Moving towards his bed with the lights out, he tested his word use, began rattling off all the words he could think of and the words that most resembled them. These associations, he thought. Much like people. And he imagined the words bustling around, rubbing off on one another over and over until you have something/someone like Mark in the upper division at work that seemed to be no more than a total of all the people he interacted with. A hollow man, repeating phrases and pointing back at employees as they walked the hall, and as he walked down to the break room for a cup of coffee in an unwashed mug, to flip through the paper reading headlines.

The Marks of the worlds might be conferencing in his head and that might be all it was. Marks leaning upon one another. High-fiving. Marks colliding. Colliding in his half-woken state, like the un-people of the photographs. Traveling. Someone falls dead at the wheel, falls into what seems like the same slumber of all late-night passengers gliding through space. A slight drift to the left of the center lane. Then farther. Then further. A head-on. Their bodies not exploded or thrown from the vehicle, but the very pieces of them broken and still held together by the plain glue of them—by the small moments of some bone here attached to some tendon there. Some cells too still and silent to fall away from another. Enough skin to flap and gape here and to hold firm there. The form still held together—held still together—by the impossibility of disappearing completely.

He hit the bed at mid-thigh. A slight second that told him he'd hit something and then a rough topple onto the mattress. The flat surface of the bedspread crumpling into rippled material and his jerking legs pushing laundry from the end of the bed onto the floor. Those clothes twisted, long sleeves splayed across the carpet. The smaller pillows took most of the impact, collapse to hard lumps under his weight; he arched to pull them out and twisted his torso to a heated burn to reach them. The confusion of a throw blanket near his hips as he tossed the pillows aside. 

He let his mouth drop open. He slumped into the larger pillows behind him. His arms at his sides—not dangling, he thought, because dangling made it sound like they moved or could move.
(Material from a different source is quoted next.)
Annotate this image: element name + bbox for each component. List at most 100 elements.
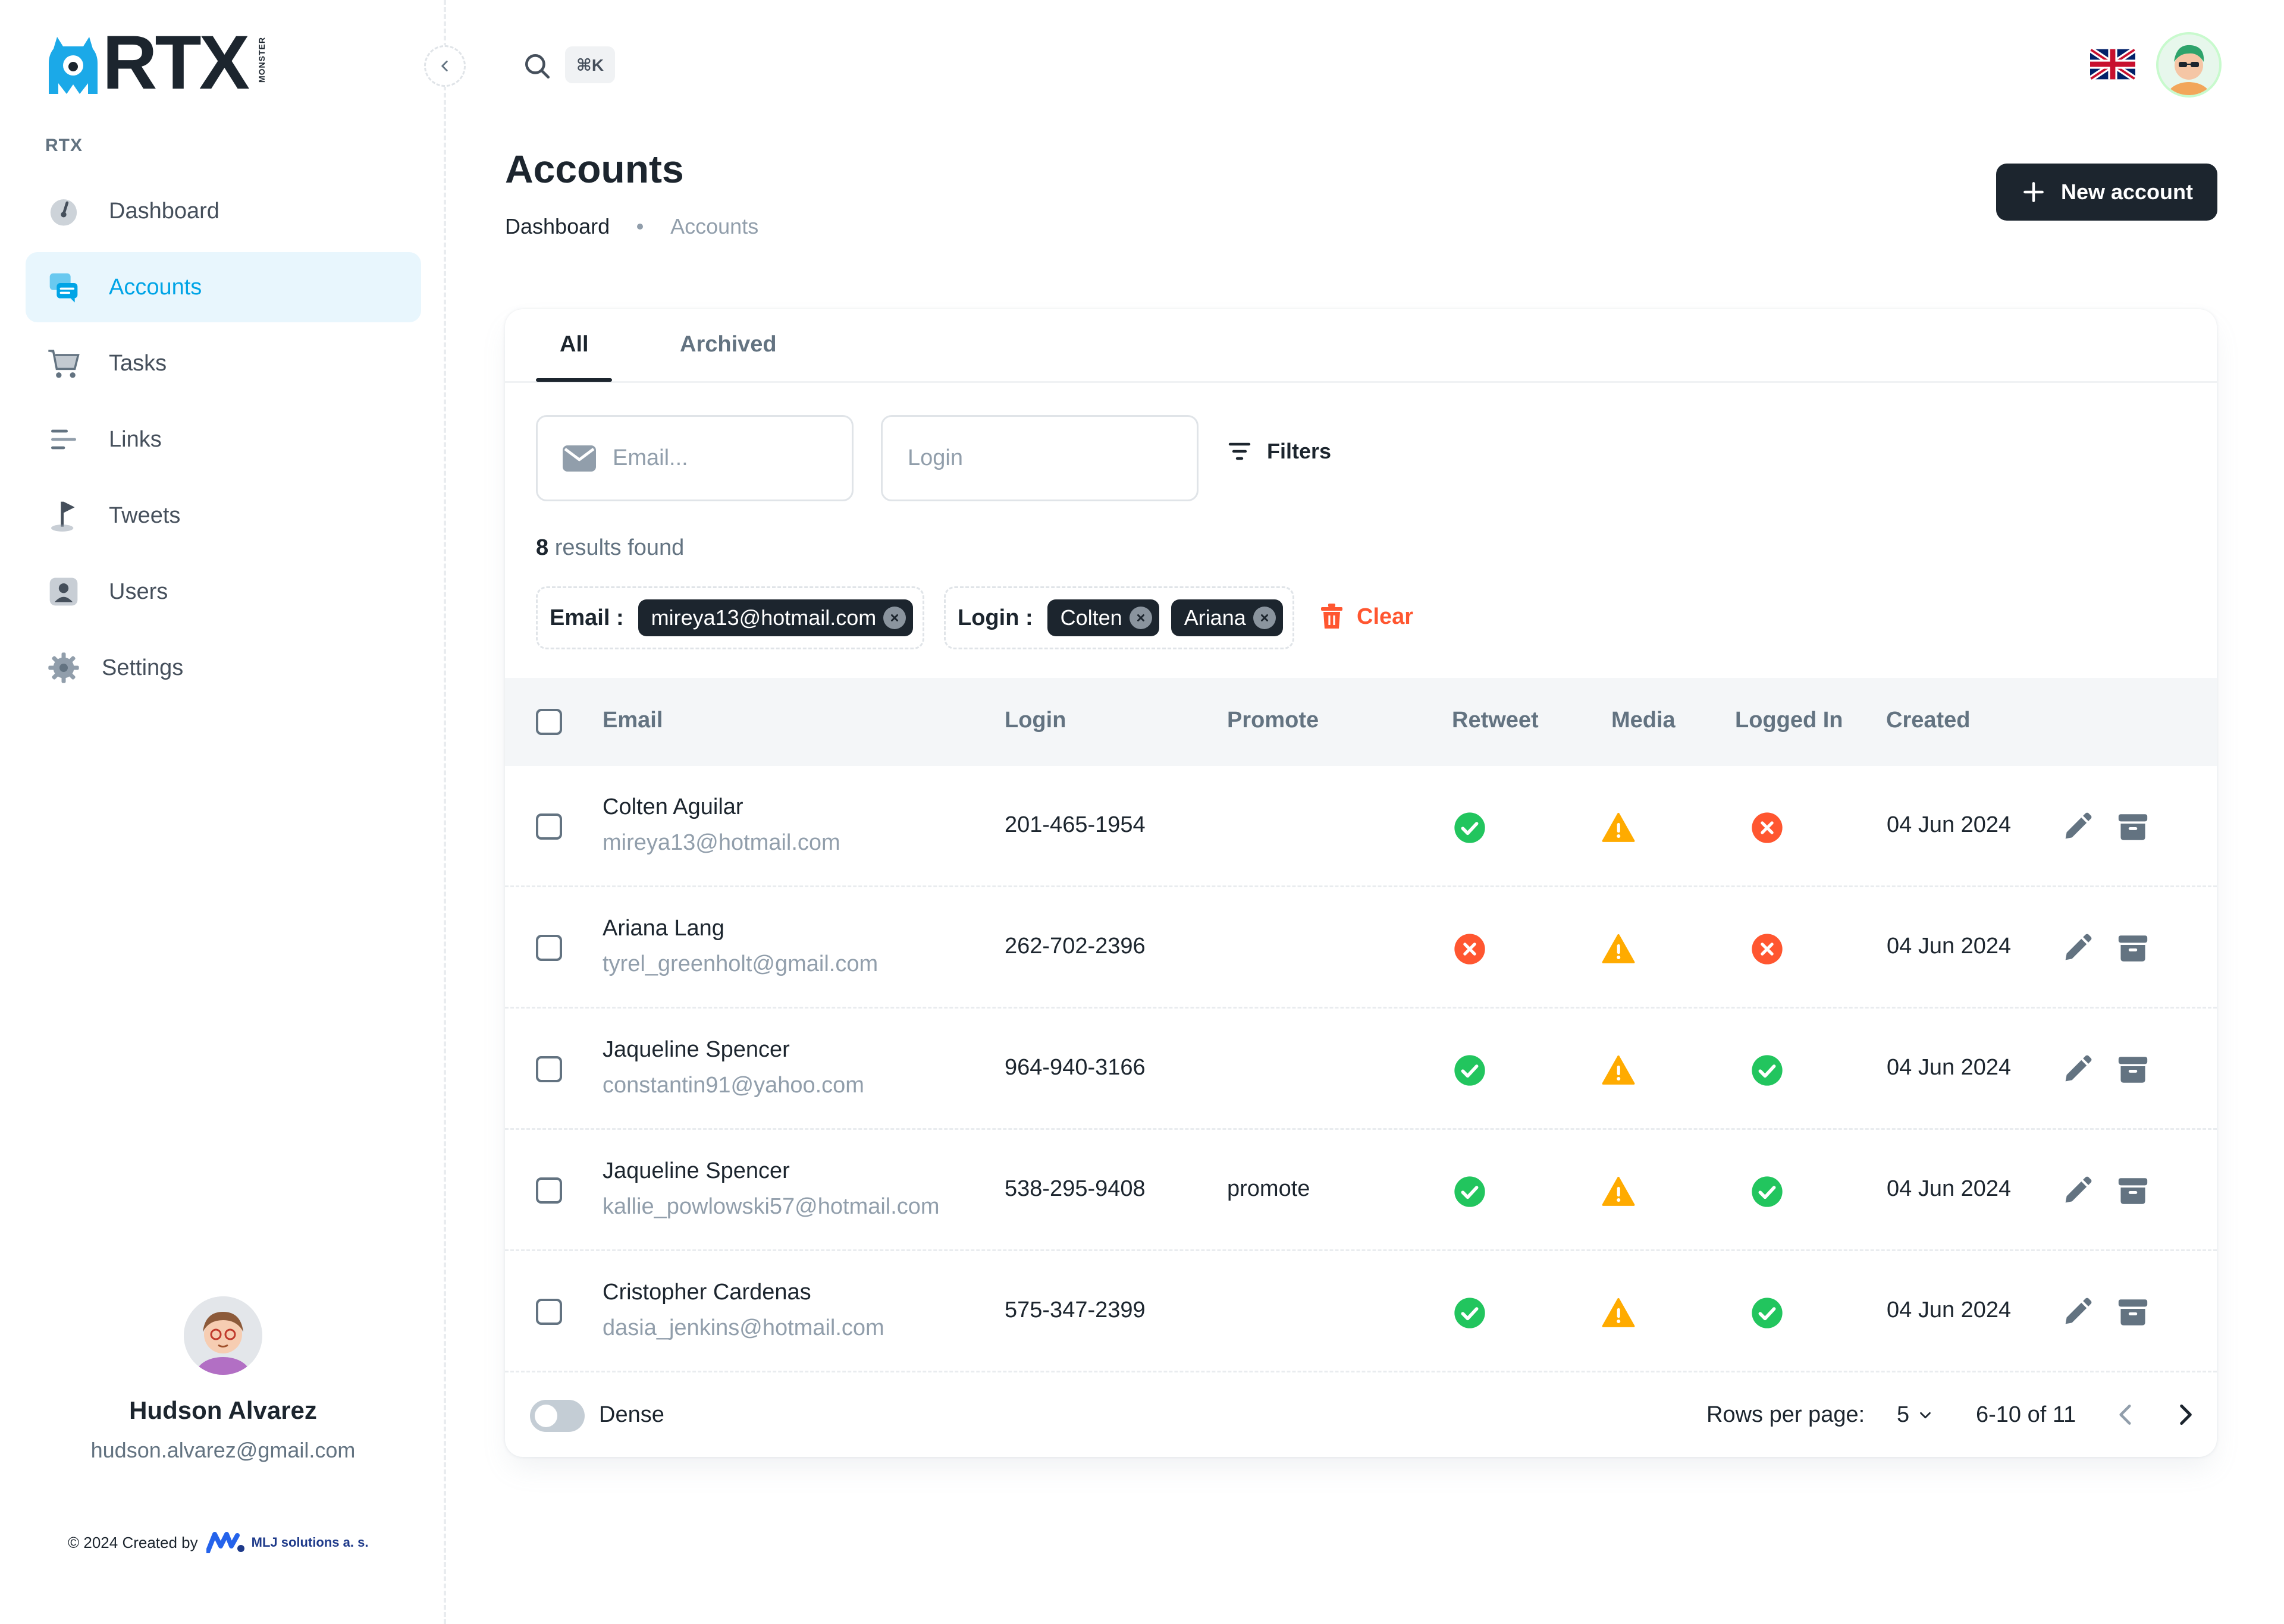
logged-in-status-check-icon — [1750, 1054, 1784, 1087]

No, they were dangled there, hung at his shoulders by some other factor—or no factor. A nothing. That un-thing which did not keep a body still, did not keep a thing, but was a void of movement, of circuitry and blood, of life. He pushed out all the air in his lungs, imagining there was no tightness left in its place, no effort of having to do so, no factor in the equation of him. He let his head drop to the side, mouth lagging open and imagined the only thing keeping his limp body from falling off the bed might be a seatbelt.